We start with Dim Ignition:

0:00- We open with an intense synth intro that sounds part video game, part horror movie.  The drums create a driving back-beat that almost sounds dance-y. 

0:48- The vocals come in.  The singers passionate and theatrical voice smoothly sings over the top of the track.  The drums begin a passionate bounce on the toms. 

1:20- We arrive at the closest thing any songs have to a chorus.  While the singing is catchy and sticks in your head, a droning backup vocal chants “Dim Ignition” while the song fades out.  The Synth stays on a chord that bounces and becomes part of the next track. 

Famine Wolf:
0:00- The bouncing synth left over from Dim Ignition gets joined by a minor-keyed guitar riff.  It is very simple and very intimidating sounding.  Suddenly, a tapping and sweeping guitar riff layers itself on, creating an incredibly complex  wave of sound. 

0:41:  The full band kicks in.  A rhythmic bass and drum line anchors the impressive singing and shredding that is occurring on top of it all.  The drumming is intense and features some excellent off-beat cymbal work.  Again, this is a highly trained group of musicians, and the jazz elements of his drumming shines through.  The singing is joined by screaming.  The dual vocal styles weave in and out masterfully, creating heavy moments within parts of beauty. 

2:00- After a quick transitioning guitar lick, the song divulges into a shred-metal section.  An impressive array of riffs get framed by some chugging and driving guitar work. 

2:13-  Queen sounding vocals?  High harmonies mixed with screaming?  I’m in love with this song.  For real. 

2:55- After another sweet guitar transition, the song goes back to the “chorus” of the tune, which is a catchy little singing moment. 

3:14- Another bad ass change.  They’re now playing what almost sounds like 90’s power rock.  Of course, this doesn’t last long, as they go back to ultra-aggressive guitar mixed with more Queen sounding vocals. 

4:09- Here, we have a time-signature change.  They break into a swing-bounce with some synth and an excellent guitar solo.  The singer again shows off his chops with his tone and inflection.  This is super-unique and very passionate. 

5:10- Of course we have a jazz/blues section.  The bass takes some sick lines here, and plays with the guitar in a way that makes it sound as if they are weaving through one another. 

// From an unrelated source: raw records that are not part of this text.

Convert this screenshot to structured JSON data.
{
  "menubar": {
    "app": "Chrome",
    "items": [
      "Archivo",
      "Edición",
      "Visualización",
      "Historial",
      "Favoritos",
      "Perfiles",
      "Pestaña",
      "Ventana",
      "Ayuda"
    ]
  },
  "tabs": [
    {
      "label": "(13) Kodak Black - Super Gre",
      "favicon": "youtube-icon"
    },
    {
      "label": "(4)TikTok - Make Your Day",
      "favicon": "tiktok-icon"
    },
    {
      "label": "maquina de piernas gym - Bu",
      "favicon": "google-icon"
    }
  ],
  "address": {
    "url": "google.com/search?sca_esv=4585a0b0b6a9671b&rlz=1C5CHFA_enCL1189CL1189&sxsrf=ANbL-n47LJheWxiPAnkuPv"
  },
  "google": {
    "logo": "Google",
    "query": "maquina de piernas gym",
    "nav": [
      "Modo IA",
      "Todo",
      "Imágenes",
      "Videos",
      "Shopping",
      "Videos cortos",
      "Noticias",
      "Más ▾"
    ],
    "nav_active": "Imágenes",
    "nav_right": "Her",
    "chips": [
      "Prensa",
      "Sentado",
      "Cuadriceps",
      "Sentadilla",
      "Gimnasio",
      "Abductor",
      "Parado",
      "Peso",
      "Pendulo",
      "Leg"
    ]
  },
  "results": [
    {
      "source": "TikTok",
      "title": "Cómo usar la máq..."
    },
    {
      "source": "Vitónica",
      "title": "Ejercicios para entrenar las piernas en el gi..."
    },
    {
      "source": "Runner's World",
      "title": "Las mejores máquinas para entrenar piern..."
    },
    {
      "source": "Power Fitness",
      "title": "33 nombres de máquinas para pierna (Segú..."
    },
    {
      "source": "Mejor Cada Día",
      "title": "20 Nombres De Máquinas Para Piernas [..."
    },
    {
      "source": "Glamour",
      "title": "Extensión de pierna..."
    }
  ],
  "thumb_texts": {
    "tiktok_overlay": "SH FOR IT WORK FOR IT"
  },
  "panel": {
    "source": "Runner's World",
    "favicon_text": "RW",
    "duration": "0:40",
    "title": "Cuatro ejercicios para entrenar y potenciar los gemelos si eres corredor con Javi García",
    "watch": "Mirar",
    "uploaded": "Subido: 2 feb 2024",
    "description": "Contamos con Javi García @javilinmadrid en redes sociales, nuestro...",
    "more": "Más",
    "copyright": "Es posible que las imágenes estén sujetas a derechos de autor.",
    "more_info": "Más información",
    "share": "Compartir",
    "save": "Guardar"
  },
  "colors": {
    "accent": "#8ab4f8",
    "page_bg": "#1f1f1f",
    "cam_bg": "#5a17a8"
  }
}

5:25- They really play up the theatricality here.  While the singer growls “move the flesh over this rotting bone” in a vocal style that wouldn’t sound out of place in the movie Repo: The Genetic Opera, the piano plays a hypnotic note progression.  This is interspersed with manic moments of a guitar solo. 

6:10- Man, this guitar solo section sounds like Back or Beethoven.  The classical sounding nature of the scale progression ends with a dramatic bang…leading straight into the next track. 

Of course the next track starts with acoustic guitar and beautiful vocals.  Out of nowhere of course.  As this section progresses, gorgeous piano is added, as well as another guitar riff.  All in all,  this is an incredible part that would actually be called rock more than anything.  However, being Between the Buried and me, this won’t last. 

Each moment on this album is precious and fleeting.  You wish certain sections would stay just a little while longer…but that just makes you want to listen to it over and over again. 

This is easily one of the best albums of the year.  It’s possibly the most technically accomplished album I’ve heard in a very long time.  If you’re a fan of metal or heavy music in general, this album is NOT to be missed.